Parents who share custody of a child face a difficult balancing act when it comes to spending time with the child and sharing parental obligations and privileges. Successful co-parenting requires even-handed compromise and both parents’ focus on the best interests of their child. It also leaves it up to parents to defend their own rights if the other parent violates them.
This is not an easy balance to maintain, especially if one parent or the other behaves poorly. Parents often use child custody conflicts to punish each other or to push the boundaries of what the other parent will put up with. If this behavior undermines a parent’s relationship with their child, or if one parent’s actions keep the other parent from physically spending court-ordered time with their child, it may count as parenting time interference.
Parenting time interference is a serious concern
You may experience parenting time interference in your own life and not even realize it, especially if your child’s other parent has good reasons for showing up late to exchange custody or violating your rights in some other way.
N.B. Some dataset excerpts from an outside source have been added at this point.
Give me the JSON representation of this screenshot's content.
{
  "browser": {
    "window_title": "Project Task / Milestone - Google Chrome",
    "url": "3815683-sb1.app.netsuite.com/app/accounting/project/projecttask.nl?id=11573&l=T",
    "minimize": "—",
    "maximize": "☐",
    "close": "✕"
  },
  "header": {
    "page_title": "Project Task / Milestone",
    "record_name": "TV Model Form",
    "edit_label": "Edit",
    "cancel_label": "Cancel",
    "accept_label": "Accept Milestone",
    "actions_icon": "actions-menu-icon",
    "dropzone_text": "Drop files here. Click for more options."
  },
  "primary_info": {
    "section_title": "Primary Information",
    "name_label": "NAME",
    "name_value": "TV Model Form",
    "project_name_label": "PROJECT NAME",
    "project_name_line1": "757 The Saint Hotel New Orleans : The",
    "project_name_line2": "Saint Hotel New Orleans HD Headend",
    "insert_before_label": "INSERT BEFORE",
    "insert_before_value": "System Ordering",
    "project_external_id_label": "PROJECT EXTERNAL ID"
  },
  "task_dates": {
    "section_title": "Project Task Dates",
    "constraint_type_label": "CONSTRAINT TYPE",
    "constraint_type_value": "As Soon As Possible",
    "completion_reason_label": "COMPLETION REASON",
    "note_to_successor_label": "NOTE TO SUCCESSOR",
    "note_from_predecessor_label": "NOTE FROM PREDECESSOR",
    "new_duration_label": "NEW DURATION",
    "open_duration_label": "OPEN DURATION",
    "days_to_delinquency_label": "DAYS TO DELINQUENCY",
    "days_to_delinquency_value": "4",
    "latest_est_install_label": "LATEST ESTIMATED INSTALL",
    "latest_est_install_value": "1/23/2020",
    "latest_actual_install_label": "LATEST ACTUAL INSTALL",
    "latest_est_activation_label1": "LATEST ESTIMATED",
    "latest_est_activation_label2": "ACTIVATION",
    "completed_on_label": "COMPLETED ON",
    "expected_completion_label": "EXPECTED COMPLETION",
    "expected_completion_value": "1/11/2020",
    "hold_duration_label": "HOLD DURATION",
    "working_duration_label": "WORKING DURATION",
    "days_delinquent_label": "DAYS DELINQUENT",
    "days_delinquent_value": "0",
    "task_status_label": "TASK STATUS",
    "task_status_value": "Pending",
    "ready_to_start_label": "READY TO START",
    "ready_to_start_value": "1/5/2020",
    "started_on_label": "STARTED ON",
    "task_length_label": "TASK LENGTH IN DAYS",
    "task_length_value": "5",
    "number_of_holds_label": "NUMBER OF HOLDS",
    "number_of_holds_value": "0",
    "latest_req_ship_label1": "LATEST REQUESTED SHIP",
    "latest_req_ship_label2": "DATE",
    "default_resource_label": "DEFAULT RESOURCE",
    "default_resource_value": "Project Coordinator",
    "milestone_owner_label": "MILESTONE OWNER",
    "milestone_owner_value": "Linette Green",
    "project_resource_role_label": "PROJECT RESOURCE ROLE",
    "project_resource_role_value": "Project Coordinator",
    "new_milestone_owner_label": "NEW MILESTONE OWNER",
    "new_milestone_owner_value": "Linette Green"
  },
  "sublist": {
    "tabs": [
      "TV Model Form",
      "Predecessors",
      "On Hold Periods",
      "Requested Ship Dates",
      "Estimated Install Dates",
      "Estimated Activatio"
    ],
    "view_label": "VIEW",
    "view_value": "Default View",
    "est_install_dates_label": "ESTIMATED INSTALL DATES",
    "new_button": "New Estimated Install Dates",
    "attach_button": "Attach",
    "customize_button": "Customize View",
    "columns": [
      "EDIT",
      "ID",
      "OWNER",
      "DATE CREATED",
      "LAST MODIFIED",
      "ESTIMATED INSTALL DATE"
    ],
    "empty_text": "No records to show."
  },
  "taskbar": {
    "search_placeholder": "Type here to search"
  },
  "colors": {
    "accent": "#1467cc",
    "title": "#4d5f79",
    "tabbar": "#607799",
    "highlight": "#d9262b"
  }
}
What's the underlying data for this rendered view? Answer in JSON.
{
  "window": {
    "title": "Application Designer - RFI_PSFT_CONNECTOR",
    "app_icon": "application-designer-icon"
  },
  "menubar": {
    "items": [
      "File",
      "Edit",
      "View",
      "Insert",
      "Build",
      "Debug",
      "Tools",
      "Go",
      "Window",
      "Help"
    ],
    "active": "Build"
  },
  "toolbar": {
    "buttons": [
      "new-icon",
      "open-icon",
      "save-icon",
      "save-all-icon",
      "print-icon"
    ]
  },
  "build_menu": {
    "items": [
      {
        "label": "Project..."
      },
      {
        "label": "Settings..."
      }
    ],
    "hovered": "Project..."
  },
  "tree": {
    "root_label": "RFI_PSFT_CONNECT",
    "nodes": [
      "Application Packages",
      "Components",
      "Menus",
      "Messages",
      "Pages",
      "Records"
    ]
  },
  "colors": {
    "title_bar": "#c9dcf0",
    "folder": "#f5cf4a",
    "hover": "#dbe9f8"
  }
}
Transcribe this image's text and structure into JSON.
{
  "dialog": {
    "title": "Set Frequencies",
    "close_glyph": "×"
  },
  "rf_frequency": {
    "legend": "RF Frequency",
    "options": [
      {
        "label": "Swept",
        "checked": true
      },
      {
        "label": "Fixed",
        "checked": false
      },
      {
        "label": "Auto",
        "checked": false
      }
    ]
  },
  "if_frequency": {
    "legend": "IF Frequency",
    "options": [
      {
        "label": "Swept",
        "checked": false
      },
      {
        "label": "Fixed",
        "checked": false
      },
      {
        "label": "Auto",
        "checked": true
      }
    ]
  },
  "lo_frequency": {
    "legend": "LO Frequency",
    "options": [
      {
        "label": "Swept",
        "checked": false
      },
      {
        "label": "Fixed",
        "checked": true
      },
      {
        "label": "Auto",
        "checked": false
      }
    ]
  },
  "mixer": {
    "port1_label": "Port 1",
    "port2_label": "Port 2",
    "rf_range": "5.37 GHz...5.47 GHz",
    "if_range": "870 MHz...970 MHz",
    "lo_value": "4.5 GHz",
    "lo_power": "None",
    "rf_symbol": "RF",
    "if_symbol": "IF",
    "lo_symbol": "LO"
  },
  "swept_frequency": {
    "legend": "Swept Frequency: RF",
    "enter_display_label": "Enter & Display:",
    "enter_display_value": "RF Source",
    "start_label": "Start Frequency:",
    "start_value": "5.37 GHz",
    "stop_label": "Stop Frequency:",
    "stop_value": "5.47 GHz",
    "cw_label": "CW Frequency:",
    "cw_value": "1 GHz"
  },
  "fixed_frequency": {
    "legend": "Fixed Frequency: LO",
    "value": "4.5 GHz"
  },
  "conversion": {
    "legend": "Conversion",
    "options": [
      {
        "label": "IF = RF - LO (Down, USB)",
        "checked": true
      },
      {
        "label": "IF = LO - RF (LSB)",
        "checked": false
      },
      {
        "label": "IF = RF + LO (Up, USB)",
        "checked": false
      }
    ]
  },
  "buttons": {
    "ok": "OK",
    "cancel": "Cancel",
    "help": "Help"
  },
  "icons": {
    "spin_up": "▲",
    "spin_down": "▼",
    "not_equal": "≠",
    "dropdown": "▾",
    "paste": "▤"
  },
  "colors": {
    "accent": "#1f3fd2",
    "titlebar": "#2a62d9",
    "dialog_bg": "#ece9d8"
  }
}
To be fair, very few people can co-parent a child without any conflict along the way. It is not always wise to pursue legal action just because your shared custody experience gets off on the wrong foot or takes some time to get comfortable. Still, courts view parenting time interference as a serious matter, and may punish the offending parent with loss of privileges and other means if necessary.
Direct parenting time interference
Direct interference occurs when one parent stops the other parent from spending their court-ordered time physically with their child. This may occur if one parent does not take custody schedules seriously and repeatedly forgets to transfer their child to the other parent, or refuses to bring a child for visitation with a parent.
Some forms of direct interference are more serious than others, and may even result in criminal charges if a parent commits parental kidnapping. While the specifics of each case are weighed on their own, parental kidnapping can occur if one parent takes a child and leaves the state or country without the other parent’s knowledge and permission.
Even if one parent does not keep the other from physically spending time with their child, many other kinds of behavior may qualify as indirect interference. Indirect interference includes actions and negligence that undermine the other parent’s relationship with the child or communication with their child. This may include a parent telling their child negative things about the other parent, or openly discussing conflicts with the other parent in front of the child. It may also apply if one parent refuses to allow their child and the other parent to speak on the phone or communicate through other devices.
If you believe that your child’s other parent interferes with your parenting time or obstructs your relationship with your child, you must take action to protect your rights. Your child deserves the best life that you can give them and the best relationship that you can foster. Don’t hesitate to defend your parenting privileges with a strong legal strategy that keeps your rights secure and protects your relationship with the child you love.